DL OKs billboard freeze on 5-4 vote
The Detroit Lakes City Council held its second reading and passing of a motion establishing a one-year moratorium on billboards and electronic signs in the city.
"We're here not for a ban, but for a delay," resident Glenn Gifford said.
Some residents spoke in favor of the moratorium, citing the aesthetics of having billboards along Highway 10. Business owners spoke against a moratorium, though, saying not being able to advertise their businesses along the highway would hurt them financially.
Attorney Patrick Kenney spoke on behalf of Newman Signs, saying "to put a ban on it now is inappropriate."
Alderman Bruce Imholte pointed out that the city isn't looking to put a ban -- something permanent -- on anything, but rather a moratorium, or something the council can revisit and make further decisions on.
Resident Del Bergseth said, "What's the rush? I think things should be planned and I don't think this is."
He added that Detroit Lakes is losing its uniqueness with more and more billboards going up in the area and looking more and more like Fargo.
"We hear we don't want to look like Fargo, don't want to look like St. Cloud, don't want to look like Rochester. Guess what, those towns are thriving," Alderman Ron Zeman said.
Bergseth also suggested they use the small metal signs along the highway that list restaurants and stores of interest, rather than billboards. Russ Newman of Newman Signs said those types of signs only work with nationally known franchises, like McDonalds for example.
Cole Hanson, who is associated with Zorbaz and Fireside, said he is strongly in favor of the use of billboards and uses them for both the businesses.
"Once again, this is a question of planning. Once again, this is a plea for some long-term planning," Sharon Jospehson said.
She also suggested the council look at signs in the two-mile radius of Detroit Lakes because that is where Detroit Lakes is growing.
Not that there shouldn't be advertising, she said, "I'm just asking for a pause."
Imholte was in favor of that pause, saying he is for advertising and helping downtown businesses.
"I don't think we should ban them, they are helpful" for local businesses, he said.
Jim Anderson said he wondered what the financial strain on businesses would be if they weren't allowed to advertise for a year.
Zeman agreed that some businesses may not have that year to survive.
Alderman James Hannon disagreed, saying he didn't think any businesses would fail because of a moratorium on new billboards.
The moratorium passed with a 5-4 vote. Hannon, Imholte, Leonard Heltemes, Walt Tollefson and GL Tucker voted in favor of the moratorium. Anderson, Zeman, Matt Brenk and Dave Aune voted against it.
Also at the meeting, the council:
Applauded after Mayor Larry Buboltz presented Sally Hausken with a certificate of appreciation for her efforts in the development of Sucker Creek, a "very unique city park," Buboltz said. "Without Sally's work, this would not have happened."
Discussion and voting on the Tower Road Industrial Park and orderly annexation of 228 acres in that area has been tabled until May 1.

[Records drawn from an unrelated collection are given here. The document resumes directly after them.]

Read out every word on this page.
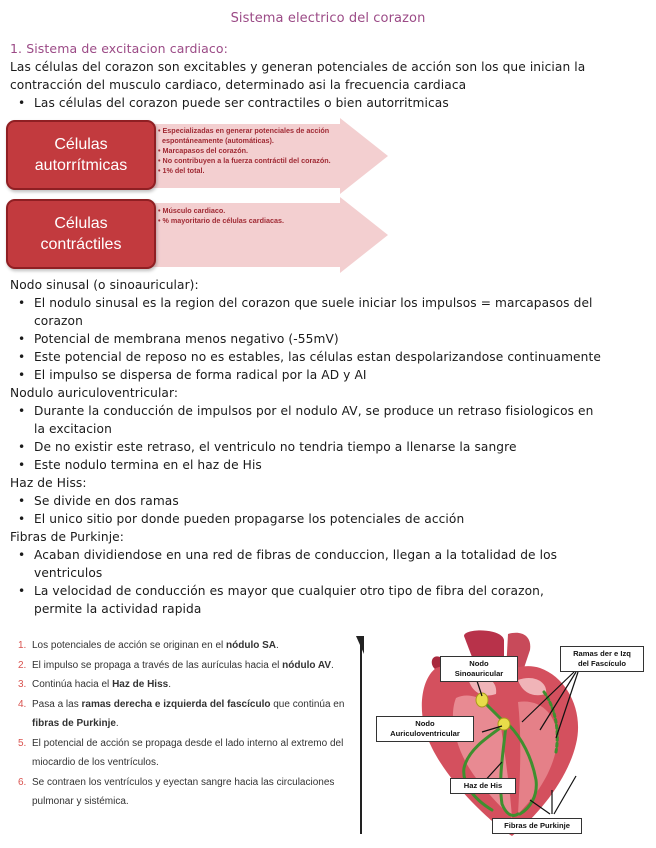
Sistema electrico del corazon
1. Sistema de excitacion cardiaco:
Las células del corazon son excitables y generan potenciales de acción son los que inician la
contracción del musculo cardiaco, determinado asi la frecuencia cardiaca
• Las células del corazon puede ser contractiles o bien autorritmicas
Células
autorrítmicas
• Especializadas en generar potenciales de acción
espontáneamente (automáticas).
• Marcapasos del corazón.
• No contribuyen a la fuerza contráctil del corazón.
• 1% del total.
Células
contráctiles
• Músculo cardiaco.
• % mayoritario de células cardiacas.
Nodo sinusal (o sinoauricular):
• El nodulo sinusal es la region del corazon que suele iniciar los impulsos = marcapasos del
corazon
• Potencial de membrana menos negativo (-55mV)
• Este potencial de reposo no es estables, las células estan despolarizandose continuamente
• El impulso se dispersa de forma radical por la AD y AI
Nodulo auriculoventricular:
• Durante la conducción de impulsos por el nodulo AV, se produce un retraso fisiologicos en
la excitacion
• De no existir este retraso, el ventriculo no tendria tiempo a llenarse la sangre
• Este nodulo termina en el haz de His
Haz de Hiss:
• Se divide en dos ramas
• El unico sitio por donde pueden propagarse los potenciales de acción
Fibras de Purkinje:
• Acaban dividiendose en una red de fibras de conduccion, llegan a la totalidad de los
ventriculos
• La velocidad de conducción es mayor que cualquier otro tipo de fibra del corazon,
permite la actividad rapida
1. Los potenciales de acción se originan en el nódulo SA.
2. El impulso se propaga a través de las aurículas hacia el nódulo AV.
3. Continúa hacia el Haz de Hiss.
4. Pasa a las ramas derecha e izquierda del fascículo que continúa en fibras de Purkinje.
5. El potencial de acción se propaga desde el lado interno al extremo del miocardio de los ventrículos.
6. Se contraen los ventrículos y eyectan sangre hacia las circulaciones pulmonar y sistémica.
Nodo
Sinoauricular
Nodo
Auriculoventricular
Ramas der e Izq
del Fascículo
Haz de His
Fibras de Purkinje
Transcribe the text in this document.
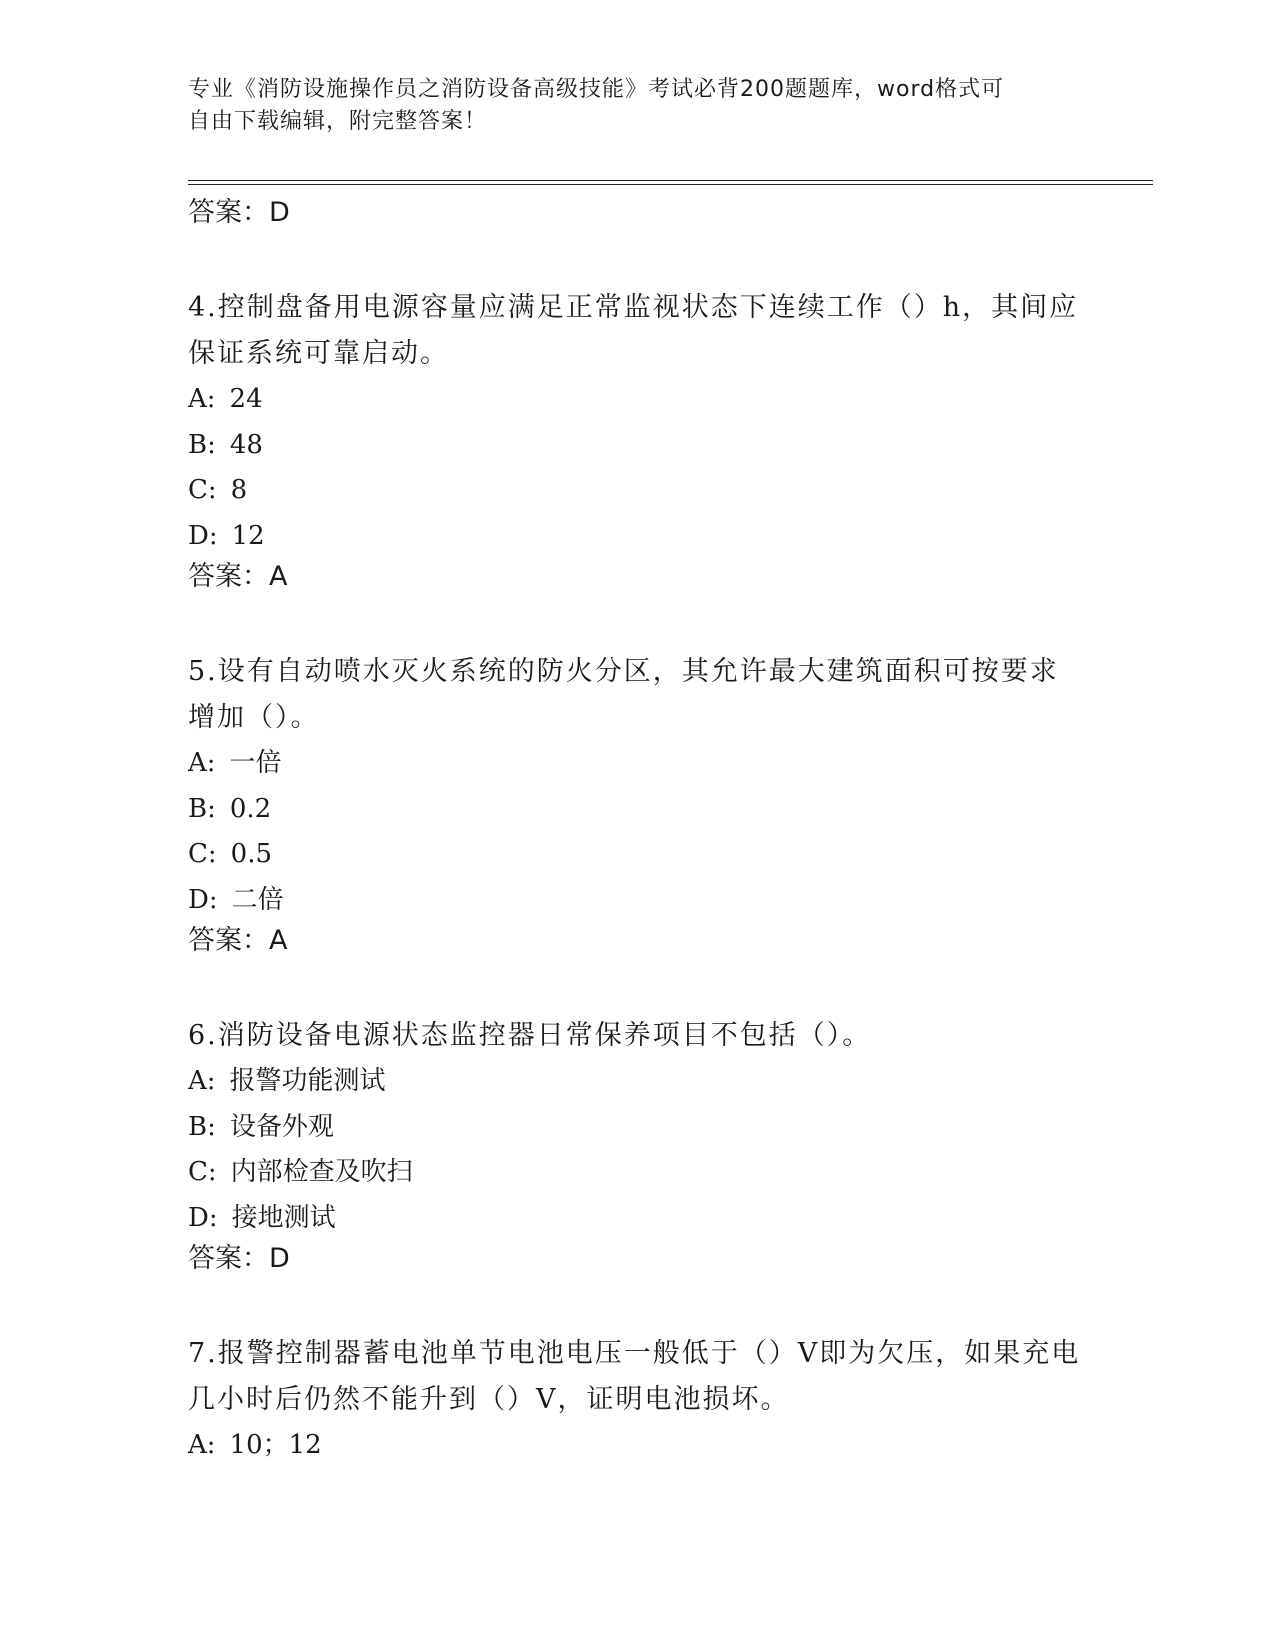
专业《消防设施操作员之消防设备高级技能》考试必背200题题库，word格式可
自由下载编辑，附完整答案！

答案：D

4.控制盘备用电源容量应满足正常监视状态下连续工作（）h，其间应

保证系统可靠启动。

A: 24

B: 48

C: 8

D: 12

答案：A

5.设有自动喷水灭火系统的防火分区，其允许最大建筑面积可按要求

增加（）。

A: 一倍

B: 0.2

C: 0.5

D: 二倍

答案：A

6.消防设备电源状态监控器日常保养项目不包括（）。

A: 报警功能测试

B: 设备外观

C: 内部检查及吹扫

D: 接地测试

答案：D

7.报警控制器蓄电池单节电池电压一般低于（）V即为欠压，如果充电

几小时后仍然不能升到（）V，证明电池损坏。

A: 10；12
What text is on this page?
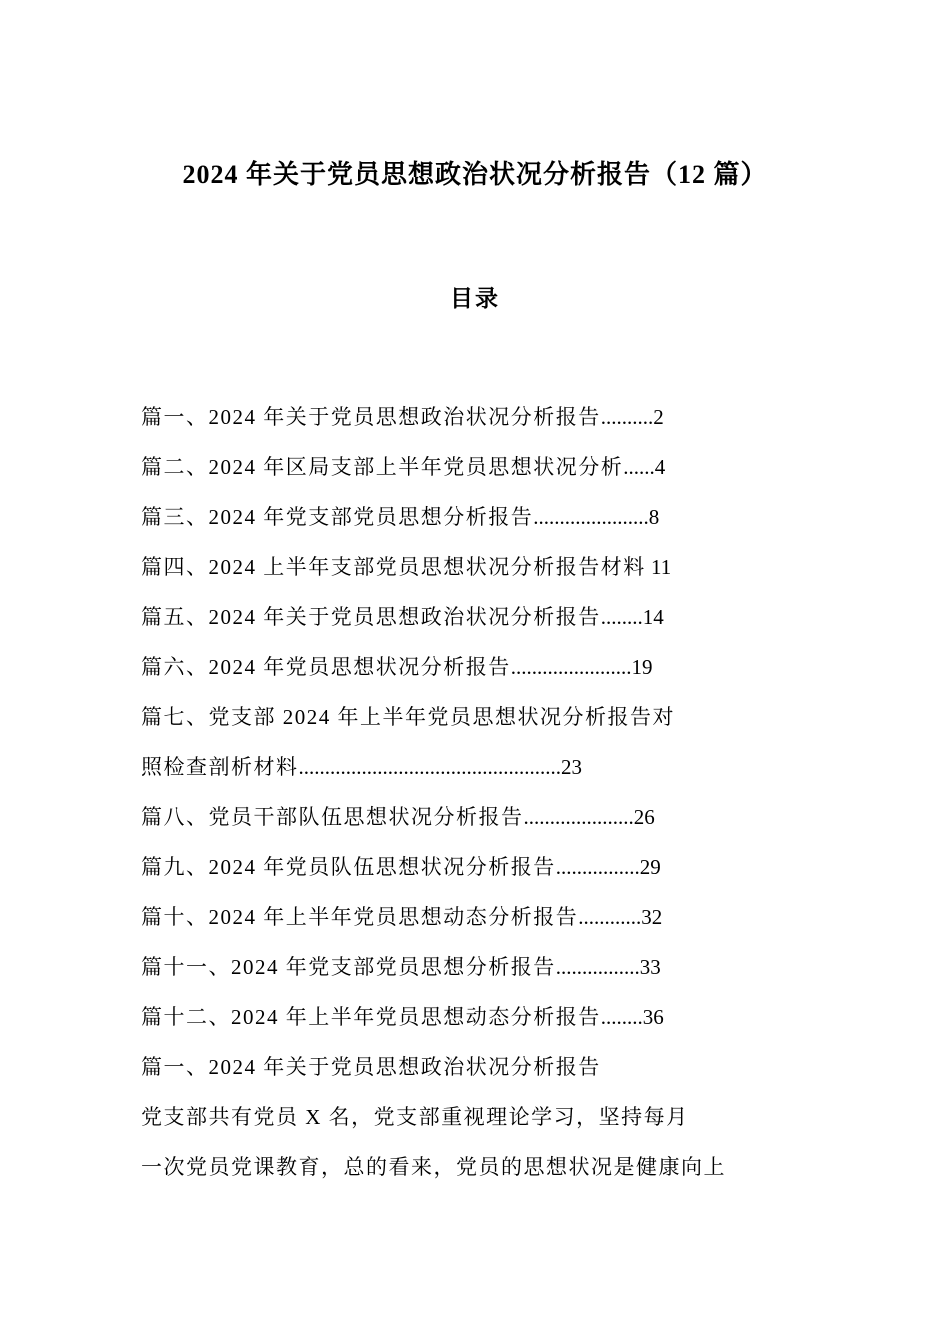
2024 年关于党员思想政治状况分析报告（12 篇）
目录
篇一、2024 年关于党员思想政治状况分析报告..........2
篇二、2024 年区局支部上半年党员思想状况分析......4
篇三、2024 年党支部党员思想分析报告......................8
篇四、2024 上半年支部党员思想状况分析报告材料 11
篇五、2024 年关于党员思想政治状况分析报告........14
篇六、2024 年党员思想状况分析报告.......................19
篇七、党支部 2024 年上半年党员思想状况分析报告对
照检查剖析材料..................................................23
篇八、党员干部队伍思想状况分析报告.....................26
篇九、2024 年党员队伍思想状况分析报告................29
篇十、2024 年上半年党员思想动态分析报告............32
篇十一、2024 年党支部党员思想分析报告................33
篇十二、2024 年上半年党员思想动态分析报告........36
篇一、2024 年关于党员思想政治状况分析报告
党支部共有党员 X 名，党支部重视理论学习，坚持每月
一次党员党课教育，总的看来，党员的思想状况是健康向上
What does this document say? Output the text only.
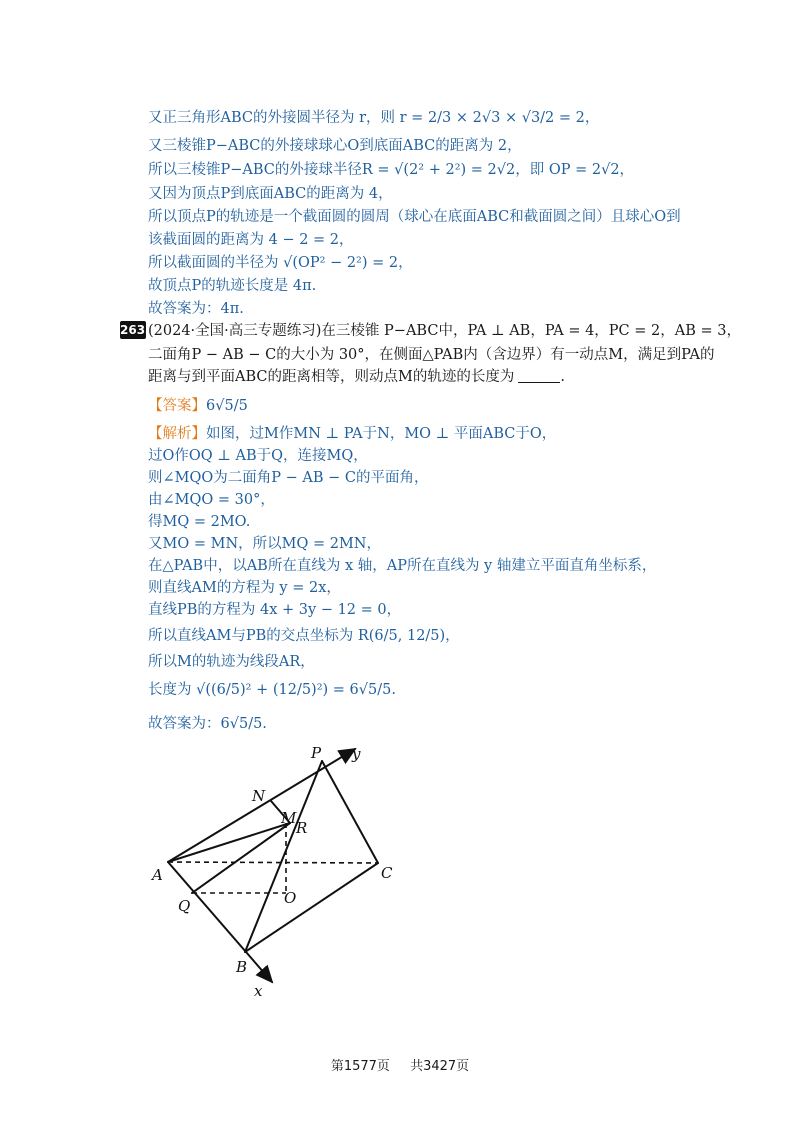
又正三角形ABC的外接圆半径为 r，则 r = 2/3 × 2√3 × √3/2 = 2，
又三棱锥P−ABC的外接球球心O到底面ABC的距离为 2，
所以三棱锥P−ABC的外接球半径R = √(2² + 2²) = 2√2，即 OP = 2√2，
又因为顶点P到底面ABC的距离为 4，
所以顶点P的轨迹是一个截面圆的圆周（球心在底面ABC和截面圆之间）且球心O到
该截面圆的距离为 4 − 2 = 2，
所以截面圆的半径为 √(OP² − 2²) = 2，
故顶点P的轨迹长度是 4π.
故答案为：4π.
2635
(2024·全国·高三专题练习)在三棱锥 P−ABC中，PA ⊥ AB，PA = 4，PC = 2，AB = 3，
二面角P − AB − C的大小为 30°，在侧面△PAB内（含边界）有一动点M，满足到PA的
距离与到平面ABC的距离相等，则动点M的轨迹的长度为	.
【答案】6√5/5
【解析】如图，过M作MN ⊥ PA于N，MO ⊥ 平面ABC于O，
过O作OQ ⊥ AB于Q，连接MQ，
则∠MQO为二面角P − AB − C的平面角，
由∠MQO = 30°，
得MQ = 2MO.
又MO = MN，所以MQ = 2MN，
在△PAB中，以AB所在直线为 x 轴，AP所在直线为 y 轴建立平面直角坐标系，
则直线AM的方程为 y = 2x，
直线PB的方程为 4x + 3y − 12 = 0，
所以直线AM与PB的交点坐标为 R(6/5, 12/5)，
所以M的轨迹为线段AR，
长度为 √((6/5)² + (12/5)²) = 6√5/5.
故答案为：6√5/5.
P y
N
M
R
A	C
Q	O
B
x
第1577页 共3427页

A public hearing on the annexation will be held at 5 p.m. at a special city council meeting, followed by discussion on the industrial park at 7 p.m. during the planning commission meeting.
Approved of a request by St. Mary's Regional Health Center to widen Lincoln Avenue.
Reversed the one-way alley behind JCPenney, between Frazee Street and Holmes Street.
All the storeowners, with the exception of one on vacation, signed the petition, asking it be reversed due to traffic problems.
"This is a problem primarily because the alley is often times blocked by unloading semis, making it sometimes impossible to get to parking spots," the letter reads.
Signed a purchase agreement with Steve Evans for the Kentucky Fried Chicken property. According to the agreement, Evans will purchase the property for $6,000, effective Nov. 1. Evans will also be responsible for taxes, title, survey, etc. costs.
Approved a name change for the Street Department. An amendment was made calling the street department the public works department, and the commissioner now the public works director. Duties will stay the same; it is simply a name change.